ANEEL, the Electricity Regulatory Agency, has started in Brazil an energy compensating system that gives discounts on the electricity bill when there is a surplus in private generation. The system can be used in any power source, although it is more common with photovoltaic power, due to its practicality of deployment in homes.
Solar energy is considered to be a promising power source in Brazil, due to the high levels of solar radiation. Even though the country still lacks major solar plants for commercial scale generation, many households are already investing in the source due to the high prices of the electricity. Photovoltaic energy brings benefits such as savings and sustainability.
The power generation in houses, commerce and industries is considered by ANEEL as microgeneration and mini-generation. Microgeneration is every electrical generator with a deployed capacity power lower or equal to 100 kW, and mini-generation are those with a deployed power capacity superior to 100 KW and lower or equal to 1 MW.
Operation of photovoltaic energy generation in homes
The generation system is quite simple, since it requires a limited amount of equipment. Most of it is provided by companies that offer complete solutions for the system, including deployment and analysis of the generation conditions. The cost for setting up the system is not specified by ANEEL and must be paid exclusively by the consumer, since the energy providers do not offer any kind of equipment or refund.
There are no restrictions for the location of the deployment in Brazil, which means you can also use the system in rural areas, noting that it must be associated to a consumption unit and an energy provider. In addition there is the off-grid system, that uses a battery charged by the panels to supply the house when the power generated by the panel is not sufficient. This can be more expensive and, therefore, not commonly used. The deployed power capacity of the microgeneration or minigereration distributed is limited to the deployed electric charge or to the demand hired by the consumption unit.
The energy generated by the panels are sent to a power conditioning system that control and transform the current into enough power to adequately operate electric goods in the house. The energy storage system, such as batteries, is optional for those connected directly to the power grid. Usually a two-way meter is used, in order to measure the electricity that leaves and enters the house.
The price of deployment ranges from BRL 12,000 to BRL 24,000 in small houses, with a consumption rate of 1.5 KWp to 2 KWp. A system with 1 MWp can reach BRL 6 million. A return on the investment of the generation system can be expected in about 5 to 10 years.
Electric Energy Compensation System
The compensation system is defined as any system that returns to the local grid, with no extra charges, the surplus of its generation, resulting in a discount on the bill according to specific rules. Clients of low and medium power such as industry, commerce and homes can require the compensation system.

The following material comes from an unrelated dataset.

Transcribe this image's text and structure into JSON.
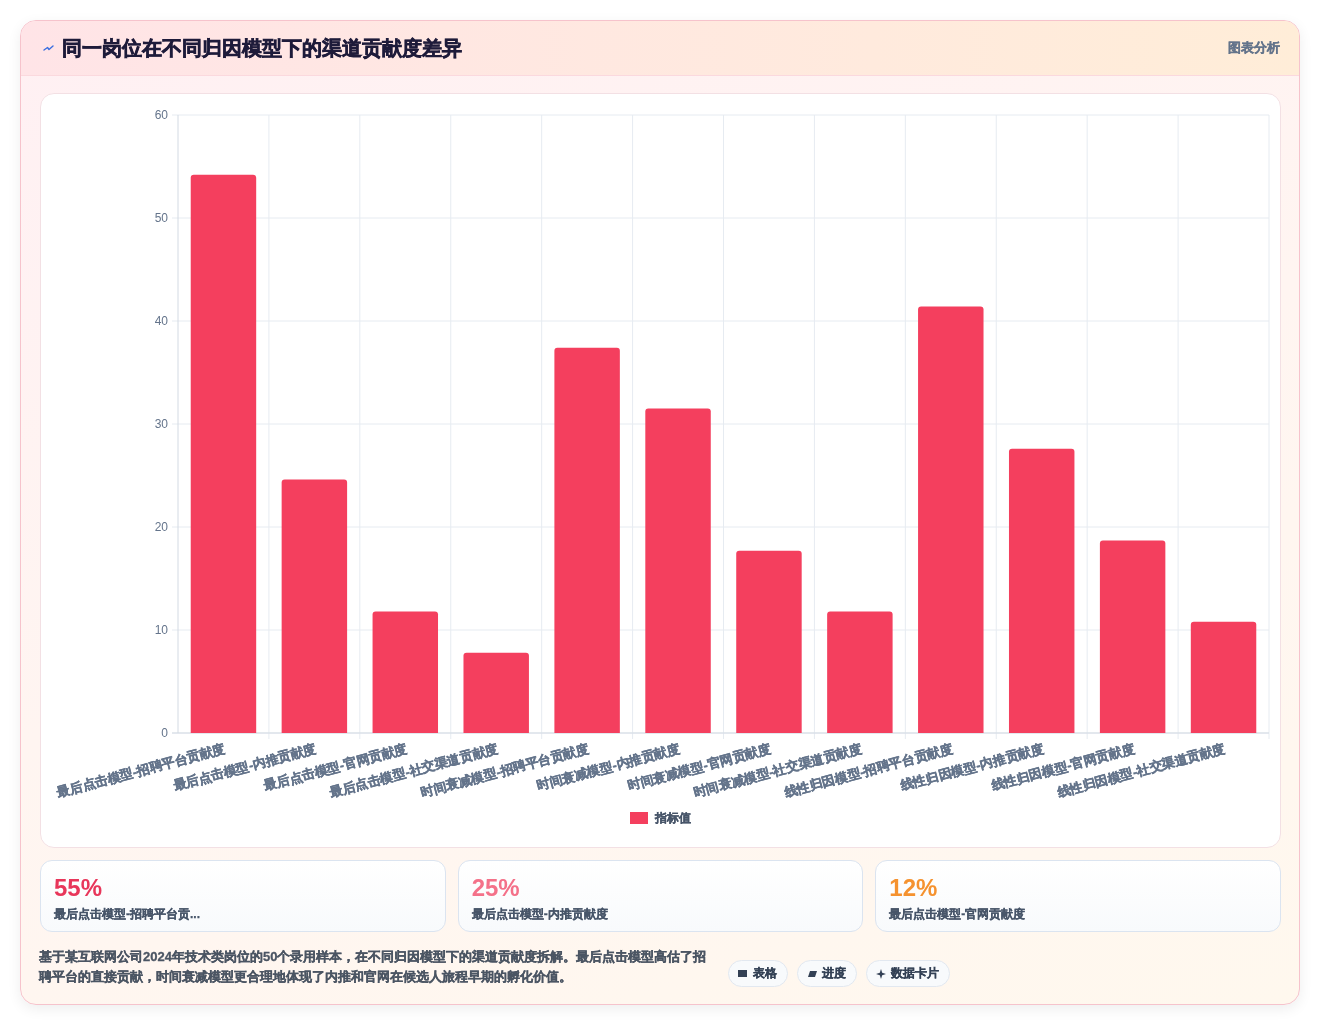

ANEEL published general regulations for microgeneration and mini-generation, but each local provider adapt some of it according to the technical specifications on the grid. So, in order to obtain the specifications, you must contact the provider on their website or via their customer service.
The compensation system must follow strict charging rules already determined by ANEEL. The energy generated must be used to compensate the energy consumption in a time interval on the same time period as it was produced. For example, what is generated during peak hours, that range from 5PM to 10PM, will only be compensated what is consumed during this time period. If there are remaining credits, they can be used in other consumption units chosen by the client that are registered in the program, until they are paid. The credits are valid for a 36-month period. Since 2012, all Brazilian energy providers are able to support private generation, and must provide within 60 days of request all information the customer needs to know about the process.